Objectives (28) Benjamin Banneker Students will: -Identify the key contributions Benjamin Banneker made to society -Understand how observation and an inquisitive mind are the foundations of inventive processes -Understand the struggles Banneker overcame as a black male and the strides he took towards racial equality
Synopsis (28) Benjamin Banneker Today’s Walking Classroom podcast focuses on the famous inventor, scientist, astronomer, and writer, Benjamin Banneker. Banneker was curious about the ways things worked and was very inventive. The kids discuss the challenges that he faced as a black man in the 1700’s, but because of his perseverance, he made many contributions to science and literature. Through experimentation and observation, he collected enough data to publish six almanacs. He also helped plan the city of Washington D.C!
Vocab (28) Benjamin Banneker almanac (noun): an annual publication containing a calendar of natural occurrences like the phases of the moon, sunrises and sunsets, and tides The farmer consulted the almanac before planting his fall crops. astronomy (noun): the scientific study of matter in outer space She was interested in the planets, stars, and anything else related to astronomy. integrated (adjective): including members of different races, religions or ethnic groups as equals Benjamin Banneker attended an integrated Quaker school.
Recap (28) Benjamin Banneker • Banneker’s grandmother, Molly, had tremendous influence on him. At age seventeen, she came to America as an indentured servant. She eventually bought her own land and married a black slave, BannaKe, Benjamin’s grandfather. She taught Benjamin to read and write. • Banneker was curious about the ways things worked and very inventive. Through experimentation and observation, he collected enough data to publish six almanacs. • Banneker helped plan the city of Washington, D.C.

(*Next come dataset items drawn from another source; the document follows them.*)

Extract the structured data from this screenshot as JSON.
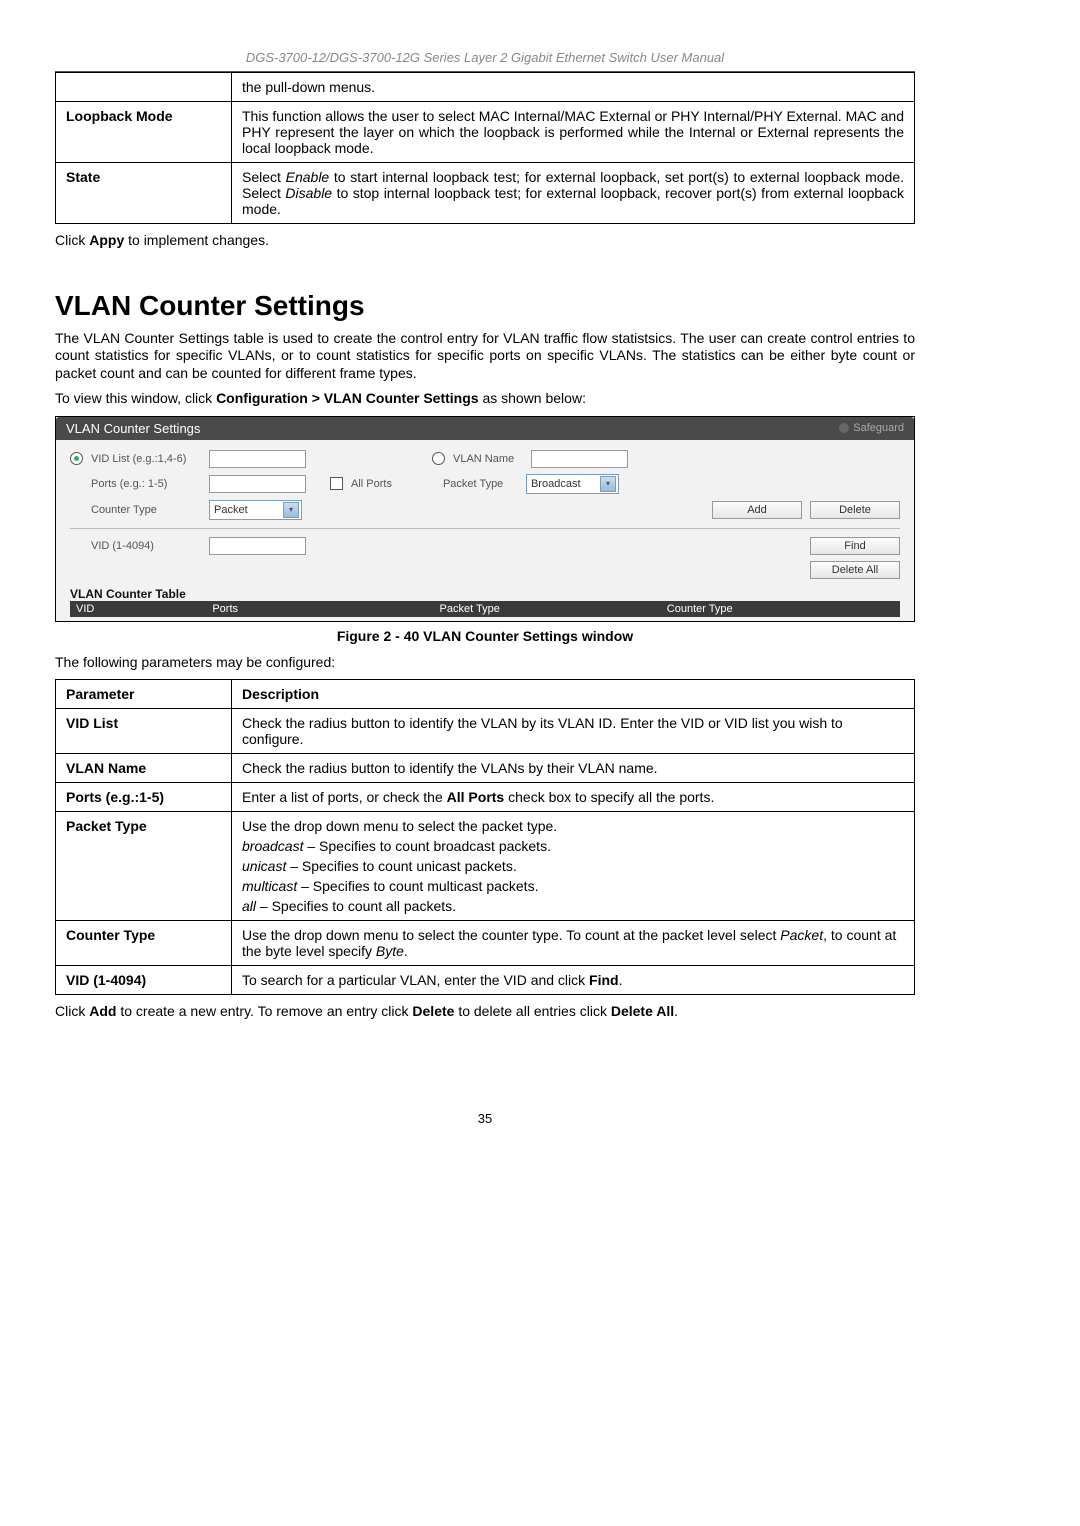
{
  "header": "DGS-3700-12/DGS-3700-12G Series Layer 2 Gigabit Ethernet Switch User Manual",
  "table1": {
    "rows": [
      {
        "param": "",
        "desc": "the pull-down menus."
      },
      {
        "param": "Loopback Mode",
        "desc": "This function allows the user to select MAC Internal/MAC External or PHY Internal/PHY External. MAC and PHY represent the layer on which the loopback is performed while the Internal or External represents the local loopback mode."
      }
    ],
    "state_param": "State",
    "state_pre": "Select ",
    "state_i1": "Enable",
    "state_mid1": " to start internal loopback test; for external loopback, set port(s) to external loopback mode. Select ",
    "state_i2": "Disable",
    "state_mid2": " to stop internal loopback test; for external loopback, recover port(s) from external loopback mode."
  },
  "after_t1_pre": "Click ",
  "after_t1_b": "Appy",
  "after_t1_post": " to implement changes.",
  "section_title": "VLAN Counter Settings",
  "intro": "The VLAN Counter Settings table is used to create the control entry for VLAN traffic flow statistsics. The user can create control entries to count statistics for specific VLANs, or to count statistics for specific ports on specific VLANs. The statistics can be either byte count or packet count and can be counted for different frame types.",
  "nav_pre": "To view this window, click ",
  "nav_b": "Configuration > VLAN Counter Settings",
  "nav_post": " as shown below:",
  "screenshot": {
    "title": "VLAN Counter Settings",
    "safeguard": "Safeguard",
    "vid_list_label": "VID List (e.g.:1,4-6)",
    "vlan_name_label": "VLAN Name",
    "ports_label": "Ports (e.g.: 1-5)",
    "all_ports": "All Ports",
    "packet_type_label": "Packet Type",
    "packet_type_value": "Broadcast",
    "counter_type_label": "Counter Type",
    "counter_type_value": "Packet",
    "add": "Add",
    "delete": "Delete",
    "vid_range": "VID (1-4094)",
    "find": "Find",
    "delete_all": "Delete All",
    "table_title": "VLAN Counter Table",
    "th_vid": "VID",
    "th_ports": "Ports",
    "th_packet": "Packet Type",
    "th_counter": "Counter Type"
  },
  "figure_caption": "Figure 2 - 40 VLAN Counter Settings window",
  "params_intro": "The following parameters may be configured:",
  "table2_head_param": "Parameter",
  "table2_head_desc": "Description",
  "table2": {
    "rows": [
      {
        "param": "VID List",
        "desc": "Check the radius button to identify the VLAN by its VLAN ID. Enter the VID or VID list you wish to configure."
      },
      {
        "param": "VLAN Name",
        "desc": "Check the radius button to identify the VLANs by their VLAN name."
      }
    ],
    "ports_param": "Ports (e.g.:1-5)",
    "ports_pre": "Enter a list of ports, or check the ",
    "ports_b": "All Ports",
    "ports_post": " check box to specify all the ports.",
    "packet_param": "Packet Type",
    "packet_l1": "Use the drop down menu to select the packet type.",
    "packet_i1": "broadcast",
    "packet_t1": " – Specifies to count broadcast packets.",
    "packet_i2": "unicast",
    "packet_t2": " – Specifies to count unicast packets.",
    "packet_i3": "multicast",
    "packet_t3": " – Specifies to count multicast packets.",
    "packet_i4": "all",
    "packet_t4": " – Specifies to count all packets.",
    "counter_param": "Counter Type",
    "counter_pre": "Use the drop down menu to select the counter type. To count at the packet level select ",
    "counter_i1": "Packet",
    "counter_mid": ", to count at the byte level specify ",
    "counter_i2": "Byte",
    "counter_post": ".",
    "vid_param": "VID (1-4094)",
    "vid_pre": "To search for a particular VLAN, enter the VID and click ",
    "vid_b": "Find",
    "vid_post": "."
  },
  "footer_pre": "Click ",
  "footer_b1": "Add",
  "footer_mid1": " to create a new entry. To remove an entry click ",
  "footer_b2": "Delete",
  "footer_mid2": " to delete all entries click ",
  "footer_b3": "Delete All",
  "footer_post": ".",
  "page_number": "35"
}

Objectives (29) George Washington Carver Students will: -Identify the key ways that George Washington Carver changed farming practices for poor farmers -Explain how the health of soil impacts the health of the plants grown in it -Recognize that by following his passions for learning and plants, Carver changed the lives of many
Synopsis (29) George Washington Carver This Walking Classroom lesson discusses the famous educator and scientist, George Washington Carver. Carver was a former slave with a passion for learning. He became a professor at the Tuskegee Institute and helped educate poor farmers about how to care for their soil so it would produce healthy crops year after year. Carver took an undesirable crop, peanuts, and through experimentation developed meaningful and desirable ways that it could be used. This discovery changed the lives of poor cotton farmers.
Vocab (29) George Washington Carver agriculture (noun): the study of how plants, soil, and animals can be made more sustainable and productive Her knowledge of agriculture made her an excellent farmer. bumper crop (noun): an unusually large crop growth and harvest With just the right amount of rain and sunny weather, this year’s tomato farmers had a bumper crop. enrich (verb): to improve the quality of by adding desirable ingredients Carver enriched the lives of poor farmers by teaching them to enrich their soil.